I think your rant about the Intel IGP is unjustified, you might be disappointed if you were one of those who used the MBA for gaming and/or other graphical intensive tasks, but seeing as everything else will speed up because of this upgrade I consider it a very good thing indeed.
Also, not all games are GPU dependant even, Warcraft 3, GTA IV (which probably will be overkill for the MBA even with SNB), and I believe someone even said Starcraft II, and by far not much software at all utilizes the GPU beyond what the HD3000 should be capable of handling.
First, go re-read my post. Second, look at how you are misquoting my "MOST" comment.
I said the loss of the Nvidia GPU would be far more detrimental to MORE users than they would believe.
I said it will come as a shock to MOST people that the Intel HD 3000 in low and ultra low voltage variants is much worse than the Nvidia GPU and that the low and ultra low voltage SB Intel HD 3000 is underclocked and will not perform nearly as well as the HD 3000 in the 13" MBP. Everyone always wants to use the 13" MBP in their argument, but they're missing the point that the low voltage has an underclocked IGP while the ultra low voltage has an even bigger loss in performance.
That is a big difference from what you implied my words meant. I know that "most" users don't use their GPUs all the time, but we should also expect better MBAs all-around. With Intel HD 3000 SB we will be taking a step backwards to at least October 2008, and maybe worse. That does affect far more users than you would care to admit.
Next, this isn't just about games. Remember the original MBA released in early 2008 with the Intel IGP? Pile of crap compared to the Nvidia-based MBAs.
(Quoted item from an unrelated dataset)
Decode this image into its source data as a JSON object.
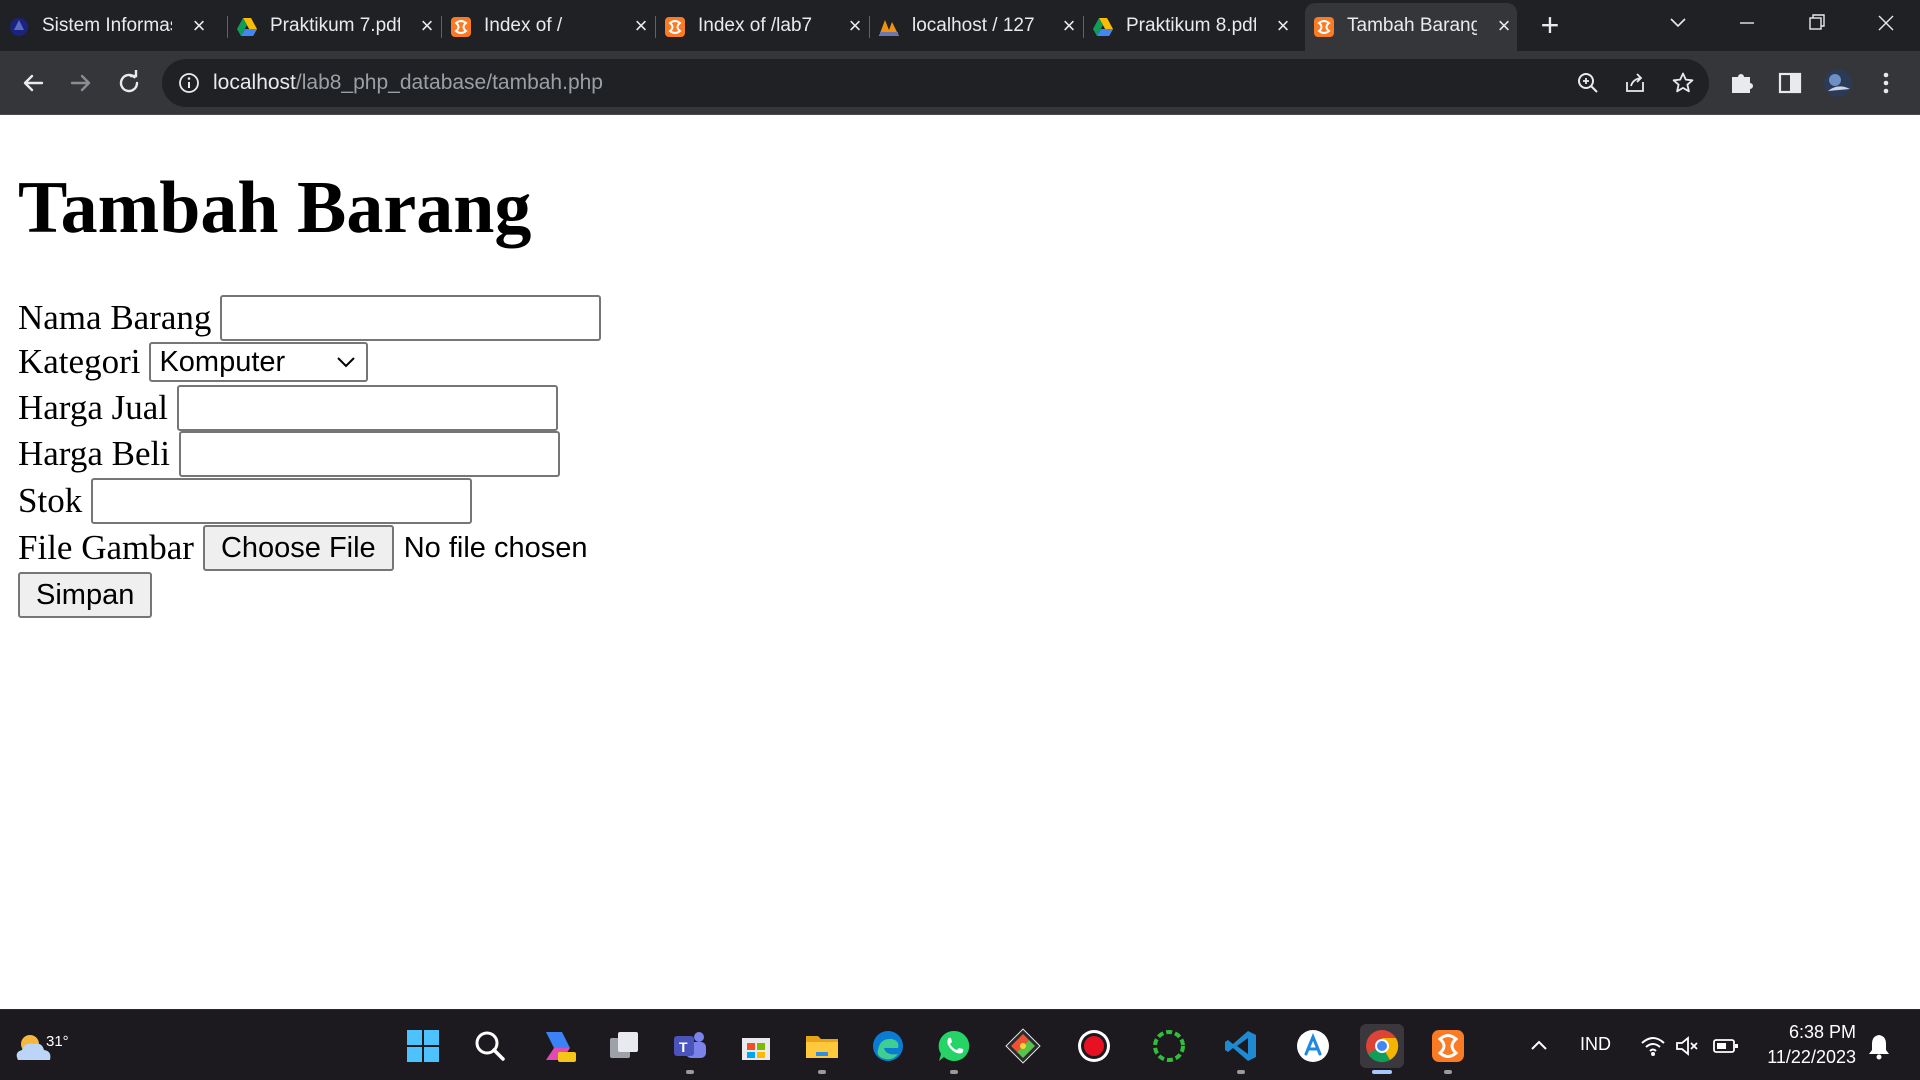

Even though CoolBook and faster SSDs help it, it's still the worst Mac released since the Intel transition - worst by a large margin.
I love Apple products and the MBA especially as I have purchased every MBA to date. I hated the original, gave the Late 2008 another shot and fell in love. The major faults of the original were summed up into Intel's IGP paired with an overheated CPU. Intel couldn't compete so it didn't play fair and honor its licensing agreement with Nvidia, and we ALL lose as a result - not MOST of us, ALL of us lose. We could be using Arrandale CPUs and Nvidia 320m GPUs in our 2010 MBAs had fair competition won as it was supposed to. We ALL could be looking forward to amazing Sandy Bridge CPU performance and next generation GPU performance had the right outcome happened. Apple tried too, so the real failure was consumers not understanding and demanding competition instead of accepting anti-competitive Intel to force out real innovation so it could sell more chipsets to Apple.